Join fellow Compensation Committee members in a closed-door, candid exchange of ideas and on-the-spot problem solving for the most pressing executive compensation issues, just in time for the 2019 proxy season. This invitation-only, complimentary session will be led by Mike Marino, a leading compensation advisor from F.W. Cook & Co. and may cover topics such as shareholder engagement on compensation, developments in director compensation and the latest pronouncements of proxy advisory services. Attendees are encouraged to raise issues from their own experience as Compensation Committee members.
To register, please call Gina Barberio at (732) 698-7771 or email email@example.com
Our second annual roundtable on compensation brought together committee members from a diverse group of companies to discuss current developments, share insights and probe issues facing boards and companies today. Mike Marino, Managing Director, FW Cook, served as moderator and shared a presentation on Trends and Regulatory Developments.
Highlights of just some of the topics include:
Metrics for short and long-term programs,
Suggesting a dichotomy that annual incentive plans can be viewed primarily as measuring “inputs,” such as revenue while long-term plans measure “outputs.”
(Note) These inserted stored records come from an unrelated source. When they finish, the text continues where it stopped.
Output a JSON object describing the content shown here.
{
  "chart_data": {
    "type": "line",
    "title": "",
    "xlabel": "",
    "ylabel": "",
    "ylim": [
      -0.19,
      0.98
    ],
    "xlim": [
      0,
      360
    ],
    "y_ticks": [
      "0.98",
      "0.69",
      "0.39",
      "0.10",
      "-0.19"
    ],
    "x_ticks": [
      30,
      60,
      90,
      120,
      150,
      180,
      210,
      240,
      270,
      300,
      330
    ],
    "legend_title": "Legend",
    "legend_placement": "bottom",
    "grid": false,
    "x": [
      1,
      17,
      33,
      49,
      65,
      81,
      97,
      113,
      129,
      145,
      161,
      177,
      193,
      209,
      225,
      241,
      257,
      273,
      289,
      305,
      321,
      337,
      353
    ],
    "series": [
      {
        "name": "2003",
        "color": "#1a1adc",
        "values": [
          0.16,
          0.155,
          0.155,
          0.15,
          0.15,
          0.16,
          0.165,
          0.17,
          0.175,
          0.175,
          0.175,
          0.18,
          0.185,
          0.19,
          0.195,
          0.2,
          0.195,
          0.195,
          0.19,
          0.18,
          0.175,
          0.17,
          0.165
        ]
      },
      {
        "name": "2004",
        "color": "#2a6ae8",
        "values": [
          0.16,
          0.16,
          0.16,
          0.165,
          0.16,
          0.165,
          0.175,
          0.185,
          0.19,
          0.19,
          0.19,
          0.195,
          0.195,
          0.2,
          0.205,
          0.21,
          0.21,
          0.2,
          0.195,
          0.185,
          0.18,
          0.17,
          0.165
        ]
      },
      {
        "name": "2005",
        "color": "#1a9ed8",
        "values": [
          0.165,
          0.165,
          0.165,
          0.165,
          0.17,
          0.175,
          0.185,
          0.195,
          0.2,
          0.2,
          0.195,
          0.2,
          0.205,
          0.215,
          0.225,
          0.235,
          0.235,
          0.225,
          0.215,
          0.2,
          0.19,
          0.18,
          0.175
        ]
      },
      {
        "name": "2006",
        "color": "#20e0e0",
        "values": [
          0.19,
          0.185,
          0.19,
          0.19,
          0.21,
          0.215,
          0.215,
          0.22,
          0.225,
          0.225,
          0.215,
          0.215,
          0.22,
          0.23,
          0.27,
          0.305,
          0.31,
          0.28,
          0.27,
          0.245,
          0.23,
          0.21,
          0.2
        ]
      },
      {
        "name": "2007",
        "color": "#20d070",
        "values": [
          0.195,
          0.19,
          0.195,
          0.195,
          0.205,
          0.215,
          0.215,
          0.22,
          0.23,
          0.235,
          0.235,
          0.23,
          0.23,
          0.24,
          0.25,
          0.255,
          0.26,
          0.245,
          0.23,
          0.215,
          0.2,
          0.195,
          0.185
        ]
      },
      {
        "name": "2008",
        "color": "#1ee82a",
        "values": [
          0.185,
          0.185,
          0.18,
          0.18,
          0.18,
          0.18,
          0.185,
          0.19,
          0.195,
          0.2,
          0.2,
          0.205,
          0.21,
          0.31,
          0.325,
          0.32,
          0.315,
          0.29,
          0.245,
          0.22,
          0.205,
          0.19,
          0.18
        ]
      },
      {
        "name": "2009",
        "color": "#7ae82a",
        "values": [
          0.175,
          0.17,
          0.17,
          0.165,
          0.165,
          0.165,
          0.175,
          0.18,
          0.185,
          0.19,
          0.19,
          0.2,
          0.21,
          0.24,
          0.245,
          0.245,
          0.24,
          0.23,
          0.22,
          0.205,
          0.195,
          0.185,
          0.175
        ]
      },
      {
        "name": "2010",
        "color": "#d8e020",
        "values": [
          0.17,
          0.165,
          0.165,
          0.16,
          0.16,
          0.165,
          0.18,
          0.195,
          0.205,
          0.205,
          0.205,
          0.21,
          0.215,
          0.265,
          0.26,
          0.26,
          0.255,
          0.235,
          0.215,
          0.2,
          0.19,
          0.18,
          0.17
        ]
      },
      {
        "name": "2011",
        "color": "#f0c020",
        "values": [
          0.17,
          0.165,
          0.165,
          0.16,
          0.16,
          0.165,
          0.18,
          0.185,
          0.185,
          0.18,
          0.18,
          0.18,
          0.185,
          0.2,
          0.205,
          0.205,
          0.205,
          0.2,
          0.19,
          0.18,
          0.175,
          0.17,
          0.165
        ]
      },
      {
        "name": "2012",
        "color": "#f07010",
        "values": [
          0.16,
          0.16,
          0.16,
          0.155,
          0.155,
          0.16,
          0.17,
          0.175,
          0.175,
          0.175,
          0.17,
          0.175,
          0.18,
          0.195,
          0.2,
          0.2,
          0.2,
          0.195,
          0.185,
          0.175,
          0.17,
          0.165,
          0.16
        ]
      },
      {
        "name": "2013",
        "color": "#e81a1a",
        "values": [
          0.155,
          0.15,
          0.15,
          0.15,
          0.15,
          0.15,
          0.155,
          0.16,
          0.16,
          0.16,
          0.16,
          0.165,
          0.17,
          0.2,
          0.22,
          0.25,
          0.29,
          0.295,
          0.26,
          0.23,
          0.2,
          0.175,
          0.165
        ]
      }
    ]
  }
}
Total Shareholder Return (“TSR”), has been adopted most frequently in the form of TSR relative to a comparator group, or as a modifier or adjuster to other metrics versus absolute TSR, which might be more appropriate in a recovery or turn-around situation
Institutional Shareholder Services (“ISS”) may adopt usage of Economic Value Added (“EVA”) in some way as a metric
Non-financial metrics such as ESG components (e.g., safety, environmental, diversity & inclusion) are figuring into incentive metrics by virtue of shareholder expectations and proxy advisor indices and may require of external verification of performance versus target. Sustainability Accounting Standards Board (SASB) has developed metrics by industry.
Board governance issues such as board size, the efficacy of term or age limits in board refreshment, as well as the focus on board diversity, whether mandated by law, as in some European countries and now California, or by shareholder/proxy advisor voting positions
Recent litigation in Delaware is prompting some boards to take additional steps with respect to approval of director pay, such as a separate comp consultant, prescribing pay limits in equity plans and, in rare cases, obtaining shareholder approval of director pay
How often director pay should be reviewed versus what merits a change in pay
Scrutiny by ISS of director pay that exceeds an ISS-defined index
Very high compensation of a non-executive chair may attract negative attention
Options may be appropriate for director pay but are less prevalent than restricted stock units; bonus schemes for directors are not typical and may create a conflict of interest
Equity awards practices,
Many public company practices may be applicable to private companies, including equity provided that there is a liquidity event such as an IPO or a cash settlement of shares
Some public companies are importing practices from private, such as the use of large front-loaded grants geared toward a wealth creation target versus annual grants
Among the largest companies some 60% still award options, although options represent a minority of the equity package (e.g., 20%), while performance shares have increased in prevalence from 20% to 60%, with approximately 50% of the award consisting of performance shares
In general, no more than 50% of awards based on time-vesting, whether options or restricted stock units; options can be made performance based by, e.g., granting at a premium price
Committees need to be aware that CEO transitions can create “lumpy” award history due to large inducement grants and having to match the pay of the departing CEO
Scope of the compensation committee evolving,
Some compensation committees are being tasked with oversight of pay equity and gender/diversity pay gaps, but their role is to receive information/dashboards from management, not get into the details
There is a trend toward charging the compensation committee with leadership on talent/succession planning
While culture may be a criterion for the comp committee in designing named executive officers’ metrics and assessing performance, the broader issue belongs to the full board
CEO pay ratio has been mostly a non-event, with little investor interest so far other than union pension plans, and employees more interested in comparison to the median in their own or a competitor’s company
Impact of recent SEC pronouncement and future of proposed legislation to regulate proxy advisors unclear
Need to know your shareholder base, e.g., passive investors more likely to vote against say-on-pay, who follows Glass-Lewis versus ISS, investors’ own voting policies
Governance scores not likely to spill over into ISS compensation recommendations
Mike Marino consults to organizations on all aspects of executive compensation strategy and design, including tax, accounting, and securities law implications, as well as matters of corporate governance. He joined the firm in 2009, having previously been a senior consultant at Watson Wyatt and, prior to that, an associate at Merrill Lynch.
Mike has over 21 years of combined corporate and consulting experience. He has extensive experience working with board compensation committees and generally attends or participates in over 90 committee and/or board meetings annually.
A frequent writer and speaker on emerging issues in the field, Mike has consulted with a diverse group of clients ranging from large industrial, financial and service-based companies to small public and private companies. In addition, Mike works with many private equity firms and their portfolio companies across a variety of industries.
Mike serves on the advisory board for the National Association of CorporateDirectors (NACD) New Jersey Chapter.